Il va de soi que les positions de Sissi ne pourront rester aussi stables que le cours des eaux dans le Nil. Même s'il le désirait, la situation explosive dans la région l'obligera à renoncer à son désir. En vérité, les incendies de la guerre contre la Syrie, incendies qui ne se limitent pas à l'intérieur des frontières syriennes, ont commencé à atteindre la "jellabiyya" égyptienne.
Les issues salutaires
Des menaces qui guettent la part de l'Egypte dans les eaux du Nil, aux tensions quotidiennes sur les frontières égyptiennes avec la Lybie, aux attentats et assassinats quotidiens au Sinaï et autres régions égyptiennes, à la discorde sectaire qui gronde partout dans les villes égyptiennes, il n'y a plus lieu de ne pas s'apercevoir du fait que l'Egypte est directement visée, tout comme les pays de l'axe de la Résistance, par le terrorisme israélo-américain. Et tout comme la Chine et la Russie par les plans hégémoniques.
Certes, le président russe ne s'est pas déplacé en Egypte pour se promener et se distraire. Il a dans son cartable des propositions concernant le rejet du dollar et l'usage des deux monnaies, la russe et l'égyptienne, dans les échanges commerciaux entre les deux pays. Il y a une forte présence de la nécessité d'arriver à une solution en Syrie, surtout que la Russie et l'Egypte parrainent, chacune de son côté, des négociations à ce sujet entre les partie du conflit interne syrien. Il y a également des discussions concernant l'armement qui sont liées ou non à l'accord signé en septembre par les deux pays et portant sur l'achat d'armes russes à environ quatre milliards de dollars que le Royaume saoudite s'est engagée de payer avant que toute l'affaire ne soit plus ou moins oubliée. Il y a aussi un accord concernant la construction par la Russie d'une centrale nucléaire dans la localité "Dhab'a" en Egypte.

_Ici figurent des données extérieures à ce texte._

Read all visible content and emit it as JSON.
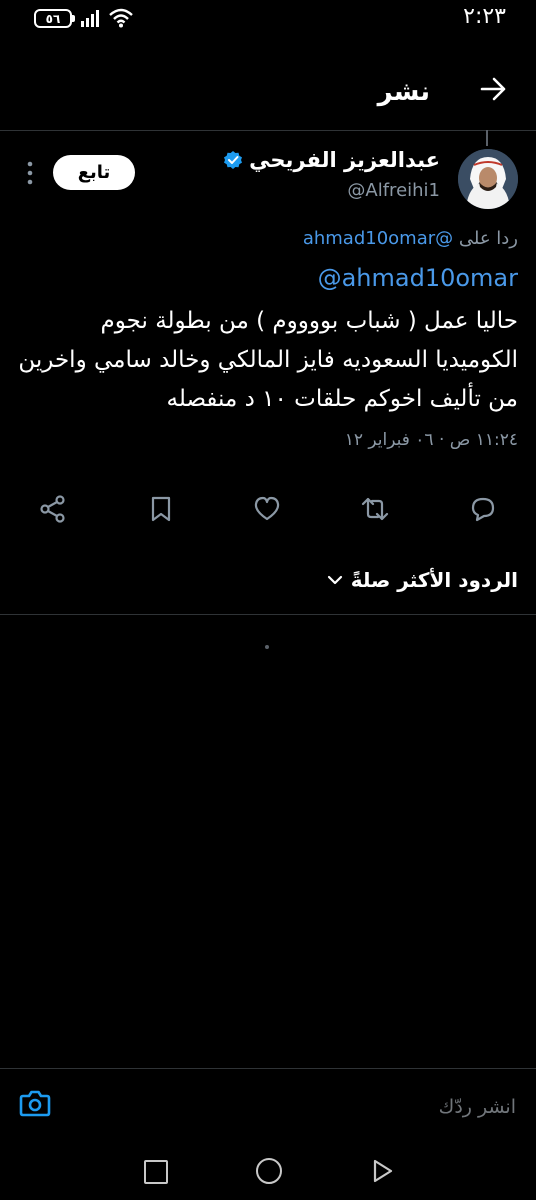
{
  "status_bar": {
    "time": "٢:٢٣",
    "battery": "٥٦"
  },
  "header": {
    "title": "نشر"
  },
  "author": {
    "name": "عبدالعزيز الفريحي",
    "handle": "@Alfreihi1",
    "follow_label": "تابع"
  },
  "reply_to": {
    "prefix": "ردا على",
    "mention": "@ahmad10omar"
  },
  "tweet": {
    "mention": "@ahmad10omar",
    "text": "حاليا عمل ( شباب بووووم ) من بطولة نجوم الكوميديا السعوديه فايز المالكي وخالد سامي واخرين من تأليف اخوكم حلقات ١٠ د منفصله",
    "timestamp": "١١:٢٤ ص · ٠٦ فبراير ١٢"
  },
  "actions": [
    "reply-icon",
    "retweet-icon",
    "like-icon",
    "bookmark-icon",
    "share-icon"
  ],
  "replies_filter": {
    "label": "الردود الأكثر صلةً"
  },
  "composer": {
    "placeholder": "انشر ردّك"
  },
  "colors": {
    "background": "#000000",
    "accent": "#4a99e9",
    "muted": "#8b98a5",
    "divider": "#2f3336"
  }
}
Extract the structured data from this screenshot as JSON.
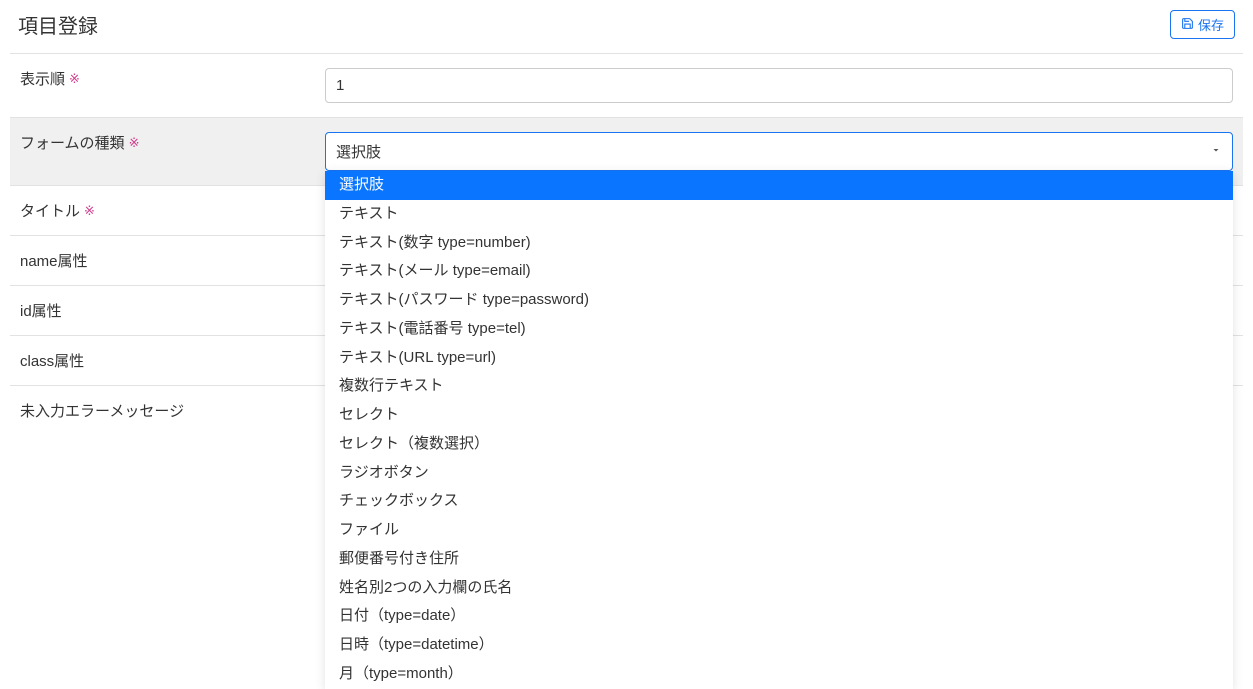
{
  "header": {
    "title": "項目登録",
    "save_label": "保存"
  },
  "rows": {
    "order": {
      "label": "表示順",
      "required": true,
      "value": "1"
    },
    "form_type": {
      "label": "フォームの種類",
      "required": true,
      "selected": "選択肢"
    },
    "title": {
      "label": "タイトル",
      "required": true
    },
    "name_attr": {
      "label": "name属性",
      "required": false
    },
    "id_attr": {
      "label": "id属性",
      "required": false
    },
    "class_attr": {
      "label": "class属性",
      "required": false
    },
    "blank_error": {
      "label": "未入力エラーメッセージ",
      "required": false
    }
  },
  "form_type_options": [
    "選択肢",
    "テキスト",
    "テキスト(数字 type=number)",
    "テキスト(メール type=email)",
    "テキスト(パスワード type=password)",
    "テキスト(電話番号 type=tel)",
    "テキスト(URL type=url)",
    "複数行テキスト",
    "セレクト",
    "セレクト（複数選択）",
    "ラジオボタン",
    "チェックボックス",
    "ファイル",
    "郵便番号付き住所",
    "姓名別2つの入力欄の氏名",
    "日付（type=date）",
    "日時（type=datetime）",
    "月（type=month）"
  ],
  "required_marker": "※"
}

Et il y a surtout et avant tout une tentative de Poutine visant à faire revenir l'Egypte à sa place perdue en tant que le plus grand pays arabe et l'un des plus grands pays capables de jouer un rôle de poids quant à déterminer les sort des peuples du tiers-monde et du monde islamique. Il est naturel que ce retour ne soit possible qu'à travers son combat contre le terrorisme. Non à la manière de la lutte équivoque contre le terrorisme par la Coalition des puissances hégémoniques, mais par l'unification des fronts à partir du Sud-Liban jusqu'au Sinaï, en passant par le Golan, la Cisjordanie, Gaza et les frontières jordaniennes qui devraient faire partie de ces fronts.
Il n'est pas possible de deviner ce qu'allait être la position de Sissi. Toutefois, le salut de l'Egypte dépendra du rôle qu'elle jouera dans la lutte contre l'axe de l'hégémonie israélo-américain.